The Judy Moody Star Studded Collection - Megan Mcdonald [9]
From the look on his face, she knew the answer.
Judy Moody wrapped the too-good-for-a-paste-eater present in boring newspaper (not the comics). Even though the party started at two o’clock, she told Mom and Dad that the party didn’t start until four o’clock, so she would only have to go for the last disgusting minutes.
The whole family rode in the car to Frank Pearl’s house. Even Toady went along, carried by Stink in a yogurt container. Judy held Frank’s lumpy present and fell into a bad-mood back-seat slump. Why did Rocky have to go to his grandma’s TODAY of all days?
“She’s crying!” Stink reported to the front seat.
“Am not!” she said back with her best troll eyes ever.
“Wait here,” Judy told her family when they got to Frank’s house.
“Go ahead. Have fun,” Dad said. “We’ll be back for you in half an hour. Forty minutes tops.”
“We’re only going to the supermarket,” said Mom. But they might as well have been going to New Zealand.
Mrs. Pearl answered the door. “Judy! We thought you’d changed your mind. C’mon out back.”
“Fra-ank. Judy’s here, honey,” Mrs. Pearl called out to the backyard.
Judy looked around the yard. All she could see were boys. Boys hurling icing insects at each other and boys mixing chocolate cake with ketchup and boys conducting an experiment with Kool-Aid and a grasshopper.

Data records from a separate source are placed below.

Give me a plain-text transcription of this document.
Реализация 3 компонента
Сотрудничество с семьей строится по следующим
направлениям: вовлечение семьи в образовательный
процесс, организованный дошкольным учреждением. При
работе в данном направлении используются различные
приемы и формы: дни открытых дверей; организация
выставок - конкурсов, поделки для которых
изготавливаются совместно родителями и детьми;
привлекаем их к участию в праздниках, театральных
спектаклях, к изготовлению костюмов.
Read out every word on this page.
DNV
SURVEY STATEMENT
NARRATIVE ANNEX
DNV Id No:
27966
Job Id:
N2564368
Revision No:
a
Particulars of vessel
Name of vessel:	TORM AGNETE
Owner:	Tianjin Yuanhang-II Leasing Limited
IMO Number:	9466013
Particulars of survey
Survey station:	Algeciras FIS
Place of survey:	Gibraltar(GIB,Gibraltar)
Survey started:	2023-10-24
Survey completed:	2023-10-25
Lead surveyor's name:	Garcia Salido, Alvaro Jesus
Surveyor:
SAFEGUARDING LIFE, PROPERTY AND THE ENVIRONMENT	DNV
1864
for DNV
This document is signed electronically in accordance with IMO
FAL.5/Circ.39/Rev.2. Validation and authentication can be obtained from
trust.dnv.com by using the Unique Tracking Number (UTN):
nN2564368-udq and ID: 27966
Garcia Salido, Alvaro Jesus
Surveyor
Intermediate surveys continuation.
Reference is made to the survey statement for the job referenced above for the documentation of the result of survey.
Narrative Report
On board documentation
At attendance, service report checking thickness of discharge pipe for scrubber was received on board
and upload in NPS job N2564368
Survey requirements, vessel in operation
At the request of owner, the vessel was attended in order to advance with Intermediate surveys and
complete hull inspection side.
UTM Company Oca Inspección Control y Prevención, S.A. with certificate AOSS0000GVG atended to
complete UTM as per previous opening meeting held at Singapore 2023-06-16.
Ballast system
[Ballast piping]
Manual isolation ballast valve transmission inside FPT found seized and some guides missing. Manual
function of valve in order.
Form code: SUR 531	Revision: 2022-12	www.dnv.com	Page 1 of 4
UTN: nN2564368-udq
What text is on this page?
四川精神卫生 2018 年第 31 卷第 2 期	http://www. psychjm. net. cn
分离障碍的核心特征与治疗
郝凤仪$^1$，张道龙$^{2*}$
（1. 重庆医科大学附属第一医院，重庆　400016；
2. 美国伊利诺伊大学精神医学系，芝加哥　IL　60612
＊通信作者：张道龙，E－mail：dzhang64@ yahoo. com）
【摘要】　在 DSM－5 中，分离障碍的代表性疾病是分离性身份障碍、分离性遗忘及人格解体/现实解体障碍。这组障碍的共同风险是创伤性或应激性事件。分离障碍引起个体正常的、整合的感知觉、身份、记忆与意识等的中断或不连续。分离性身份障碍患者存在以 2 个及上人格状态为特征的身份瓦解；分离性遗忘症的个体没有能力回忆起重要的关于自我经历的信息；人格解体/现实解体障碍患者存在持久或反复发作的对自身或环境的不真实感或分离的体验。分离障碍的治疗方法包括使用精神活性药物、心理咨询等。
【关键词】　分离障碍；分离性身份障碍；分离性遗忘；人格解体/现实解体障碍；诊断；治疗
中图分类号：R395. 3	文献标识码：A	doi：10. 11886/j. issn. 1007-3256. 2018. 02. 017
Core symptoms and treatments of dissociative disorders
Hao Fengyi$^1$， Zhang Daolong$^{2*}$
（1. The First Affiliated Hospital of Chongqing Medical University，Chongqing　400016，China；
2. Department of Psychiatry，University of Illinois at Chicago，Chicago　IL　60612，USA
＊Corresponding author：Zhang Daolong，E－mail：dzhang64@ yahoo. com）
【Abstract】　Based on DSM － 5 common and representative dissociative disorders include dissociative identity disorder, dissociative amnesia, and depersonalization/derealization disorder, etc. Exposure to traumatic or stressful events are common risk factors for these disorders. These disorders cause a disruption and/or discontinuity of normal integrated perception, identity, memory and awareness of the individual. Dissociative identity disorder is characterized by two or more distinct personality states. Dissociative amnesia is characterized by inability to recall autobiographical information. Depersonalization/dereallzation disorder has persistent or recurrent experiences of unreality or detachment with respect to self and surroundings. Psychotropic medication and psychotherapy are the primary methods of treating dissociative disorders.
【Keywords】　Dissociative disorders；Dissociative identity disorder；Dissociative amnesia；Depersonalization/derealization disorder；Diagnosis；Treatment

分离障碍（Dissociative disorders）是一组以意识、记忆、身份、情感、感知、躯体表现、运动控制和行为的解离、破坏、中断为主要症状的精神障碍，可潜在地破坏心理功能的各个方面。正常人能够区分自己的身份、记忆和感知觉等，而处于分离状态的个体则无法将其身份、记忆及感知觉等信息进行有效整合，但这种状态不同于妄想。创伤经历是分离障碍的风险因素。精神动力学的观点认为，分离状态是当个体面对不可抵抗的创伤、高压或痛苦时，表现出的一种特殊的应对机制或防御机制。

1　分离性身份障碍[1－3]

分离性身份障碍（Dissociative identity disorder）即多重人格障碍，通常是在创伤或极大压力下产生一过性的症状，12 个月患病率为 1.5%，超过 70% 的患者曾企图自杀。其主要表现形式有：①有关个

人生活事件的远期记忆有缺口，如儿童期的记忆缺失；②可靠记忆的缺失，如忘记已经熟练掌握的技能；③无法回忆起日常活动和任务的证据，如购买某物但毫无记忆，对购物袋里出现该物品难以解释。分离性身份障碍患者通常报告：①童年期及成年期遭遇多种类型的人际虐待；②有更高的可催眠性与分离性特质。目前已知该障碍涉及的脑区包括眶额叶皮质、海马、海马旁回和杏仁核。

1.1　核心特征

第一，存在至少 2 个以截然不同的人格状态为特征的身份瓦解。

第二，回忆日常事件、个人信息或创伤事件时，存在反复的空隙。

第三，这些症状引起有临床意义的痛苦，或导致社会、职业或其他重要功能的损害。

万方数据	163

“Where are the other kids?” asked Judy.
“Everybody’s here, honey. Frank’s little sister, Maggie, went off to a friend’s. I think you know all the boys from school. And there’s Adrian and Sandy from next door.”
Sandy was a boy. So was Adrian. That Frank Pearl had tricked her — the girls next door were boys! She, Judy Moody, was definitely the one and only girl. Alone. At Frank Pearl’s all-boy-except-her birthday party!
Judy wanted to climb right up Frank Pearl’s tire-swing rope and howl like a rain forest monkey. Instead she asked, “Do you have a bathroom?”
Judy decided to stay in the Pearls’ bathroom forever. Or at least until her parents came back from New Zealand. Frank Pearl’s all-boy party had to be THE WORST THING THAT EVER HAPPENED to her.
Judy looked for something to do. Uncapping an eyebrow pencil, she drew some sharp new teeth on her faded first-day-of-school shark T-shirt. Rare.
Knock knock.
“Ju-dy? Are you in there?” Judy turned on the water in a hurry so Mrs. Pearl would think she was washing her hands.
“Just a minute!” she called. Water sprayed her all over, soaking her shirt. The sharp new shark teeth blurred and ran.
Judy opened the door. Mrs. Pearl said, “Frank was about to open your present, but we couldn’t find you.”
Back outside, Brad pointed at Judy’s wet shirt. “You guys! It’s a shark! With black blood dripping from its mouth!”
“Cool!” “Wow!” “How’d you do that?”
“Talent,” said Judy. “And water.”
“Water fight!” Brad took a glass of water and threw it on Adam. Mitchell threw one at Dylan. Frank poured one right over his own head and grinned.
Mrs. Pearl whistled, which put a stop to the water battle. “Dylan! Brad! Your parents are here. Don’t forget your party favors.” Mrs. Pearl gave a baby Slinky to each kid as he went out the door. By the time she got to Judy, there were no more baby Slinkies left.
“I must have counted wrong,” said Mrs. Pearl.
“Or Brad took two,” said Frank.
“Here, Judy. I was going to buy these for party favors, but I couldn’t find enough.” Mrs. Pearl handed her a miniature rock-and-gem collection in a plastic see-through box! Tiny amethyst and jade stones. Even a crackly amber one.
“Thank you, Mrs. Pearl!” Judy said, and she meant it. “I love collecting stones and things. Once my brother thought he found a real moon rock!”
“Frank’s a collector too,” said Mrs. Pearl. “All the boys are gone, Frank. Why don’t you take Judy up to your room and show her while she waits for her parents?”
“C’mon. Last one up’s a rotten banana!” said Frank.
He probably collects paste jars, Judy thought. He probably eats it for a midnight snack.
Frank Pearl’s shelves were lined with coffee cans and baby food jars. Each one was filled with marbles, rubber bugs, erasers, something.